Jojo Rabbit n’est donc pas une comédie dramatique dont vous sortirez essorés, tout comme il n’est pas un bijou postmoderne culte en puissance. POUR AUTANT…

De l’émotion

Mais d’une, aspirait-il seulement à devenir un culte postmoderne ? Et de deux, était-ce une si mauvaise idée que de le rendre accessible aux collégiens ? Jojo Rabbit est avant tout un conte moral sous forme de chronique d’enfance simplement troussée d’une façon insolite, sans prétention autre que celle de servir de mise en garde contre l’embrigadement idéologique. Et l’on revient à l’importance de comprendre que Waititi a filmé à hauteur d’enfant, comme l’était E.T.. Les couleurs chaudes de la photographie parlent d’elles-mêmes. Le cahier de croquis des clichés juifs ne révolutionne rien, mais il n’est que la moquerie d’une adolescente à l’intention d’un garçonnet. Le film est à certains endroits maladroitement lyrique, lors de l’attaque alliée par exemple, mais le plan au ralenti du capitaine K. fièrement dressé dans son uniforme, sa cape rouge flottant au vent, c’est la réalité amplifiée par la sensibilité de Jojo. Et à partir du moment où l’on cesse d’attendre du subversif à tous les coins de plan, on peut apprécier sans modération l’émotion douce-amère qui imprègne les relations entre les personnages.

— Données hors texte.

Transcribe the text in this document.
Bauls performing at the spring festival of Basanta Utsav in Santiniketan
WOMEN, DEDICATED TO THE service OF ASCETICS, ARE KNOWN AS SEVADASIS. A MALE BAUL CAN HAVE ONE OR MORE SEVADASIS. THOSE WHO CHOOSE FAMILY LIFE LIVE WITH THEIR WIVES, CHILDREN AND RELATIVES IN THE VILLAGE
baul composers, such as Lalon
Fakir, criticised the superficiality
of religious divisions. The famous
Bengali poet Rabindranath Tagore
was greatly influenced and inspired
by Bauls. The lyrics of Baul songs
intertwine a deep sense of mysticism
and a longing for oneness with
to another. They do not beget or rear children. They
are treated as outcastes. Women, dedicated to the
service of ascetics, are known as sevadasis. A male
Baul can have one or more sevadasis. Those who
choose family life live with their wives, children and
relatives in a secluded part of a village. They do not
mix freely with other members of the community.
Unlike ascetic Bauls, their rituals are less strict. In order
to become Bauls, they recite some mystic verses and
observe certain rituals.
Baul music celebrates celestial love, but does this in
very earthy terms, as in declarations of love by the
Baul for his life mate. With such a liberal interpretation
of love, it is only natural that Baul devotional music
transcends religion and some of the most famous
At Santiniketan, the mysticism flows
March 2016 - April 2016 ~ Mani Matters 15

Le film est émaillé de scènes touchantes, essentiellement entre Jojo et sa mère, à commencer par celle au bord du canal (où la légère insistance de Waititi sur les chaussures de cette dernière ont donné un mauvais pressentiment aux plus perceptifs d’entre nous…), mais aussi entre Jojo et Elsa, dont la relation finit par fonctionner dans le dernier acte. Sans surprise, le cast n’est pas pour rien dans le fait que la sauce prend. Le petit Aryen en chef Roman Griffin Davis, physiquement très crédible en fils de Scarlett et ressemblant étrangement au gamin du Tambour, fait un excellent boulot, et Thomasin McKenzie, qui joue la jeune Juive, est clairement un talent à suivre ; dans l’ensemble, Waititi a donné l’occasion à ses acteurs de JOUER, jusqu’à Scarlett, qui a ici droit à une super scène dans laquelle elle joue le père absent du héros pour se donner (avec succès) de l’autorité. Le MCU l’occupe décidément trop…

Conclusion

Jojo Rabbit est un film peut-être pas toujours certain de ce qu’il est, un peu inégal, capable de finir à la fois sur quelque chose de terriblement académique, une citation de Rilke (et même pas géniale en plus), et sur un choix musical topissime (la version allemande de Heroes chantée par David Bowie en personne), qui en fait une des plus belles fins de film de mémoire récente à mes yeux. Mais il sera de bout en bout animé par le même entrain et la même générosité. La même envie de danser. Au risque de pécher par excès de candeur, j’y vois un des films qui m’ont inspiré le plus de sympathie, de mémoire récente, et félicite sa qualité d’étrangeté dans un paysage hollywoodien de plus en plus formaté. Au pire, c’est mignon, comme un lapin. Sur ce, bis später.